On May 22nd of this year John R. Johnson, one of our founding members, celebrated his 101st Birthday. About two years ago he stopped woodturning but stays active making Zentangle diagrams (repetitive figures often involving only straight lines) and other detailed pen and ink drawings. John’s philosophy holds that to enjoy life one needs a goal every day. If you stand outside and knock on John’s window (he is currently restricted to his assisted living room at Kirby Pines) you will most often find him working there where the light is strong. He’ll look up, smile and be delighted with a ‘socially-distanced’ visit and raise the window for a chat.
John was born in Martinez, CA but grew up on a farm in Cleveland, Georgia. Completing his few years of formal schooling (finished 4th grade) and ‘put to the plow behind a mule’ he soon learned farming was not for him. Early radios were often just a galena crystal, a “cats whisker” and a pair of earphones, but John moved on to building and operating a ham radio station which involved diodes, capacitors, resistors and learning the Morse code. At the beginning of WWII this served to get him into the Army Air Force (bypassing boot camp), wherein he was flown over much of the African continent setting up radios at local airports in case the military needed them. In 1946 John took flying lessons and much later built and flew two ultralight planes. He joined the Civil Air Patrol and retired as supervisor of the Memphis unit. Through self-study and various organized courses he became a licensed professional engineer. He is widely read, with an enormous vocabulary and an insatiable curiosity, and has travelled over the entire US and much of Europe in his later years. There are few topics which John does not know something about. Currently he is hindered by defective hearing and frequently has to search for the correct word. Because he recalls a great deal of the Bible he sometimes is asked to stay quiet or leave religious classes because he raises so many questions. For his 91st birthday he wanted to fly one more time, rented a plane with an instructor (who never touched the controls) and greatly enjoyed it.

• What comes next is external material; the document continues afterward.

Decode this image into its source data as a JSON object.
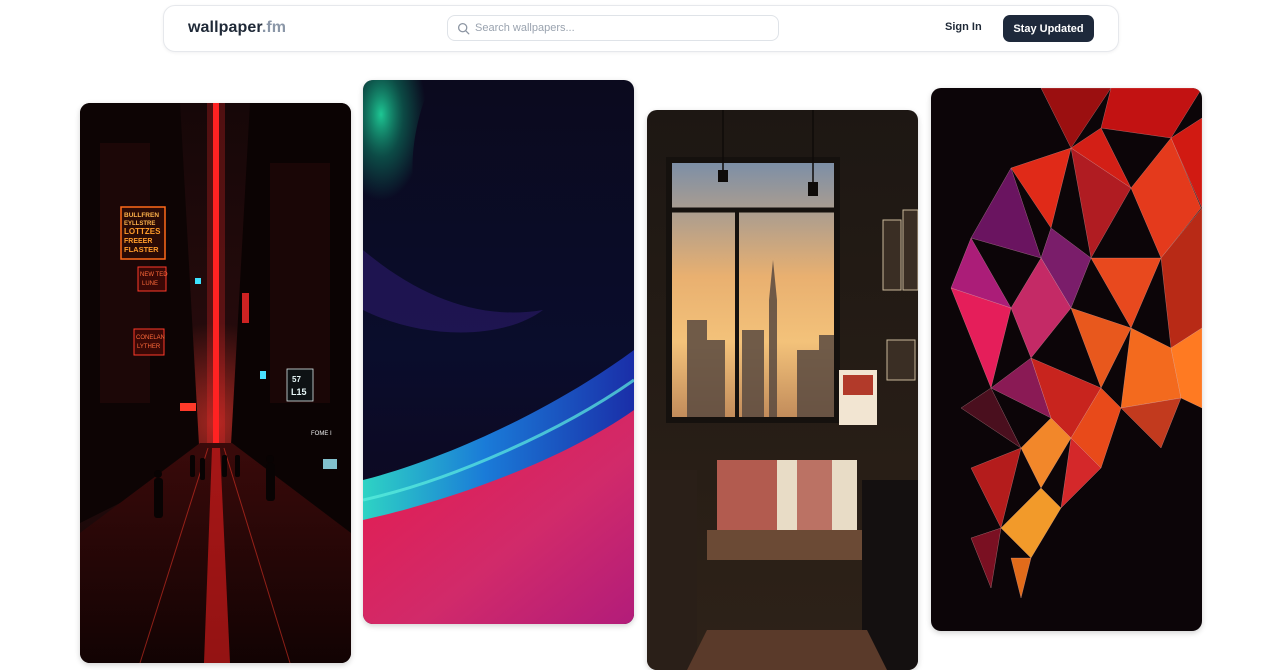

After retirement, John and his wife spent many winters living in an RV near Phoenix, Arizona where he set up a small shop, turned and sold items. He has turned hundreds of stair bannisters, thousands of clock case finials, numerous bowls, weed pots, and offset items during his 65 years at the lathe, never using a sharpening system! He was a master at making adapters, wooden chucks, and special jigs to hold his work. At one time John got into miniature turning and did many objects within objects, often using a jewelers lathe. His large bowl lathe was a converted horizontal milling machine. His favorite lathe for many years was a Delta rescued from the Lazarov Scrap Yard by his friend John Williams.
In the mid-nineties John moved the small, cramped Hobby Shop at Kirby Pines to a new, larger location and set about outfitting it with a wide variety of machine tools for both flat and turned work. He served as the supervisor of the shop until 4 years ago; this included deciding which residents were qualified to use it safely.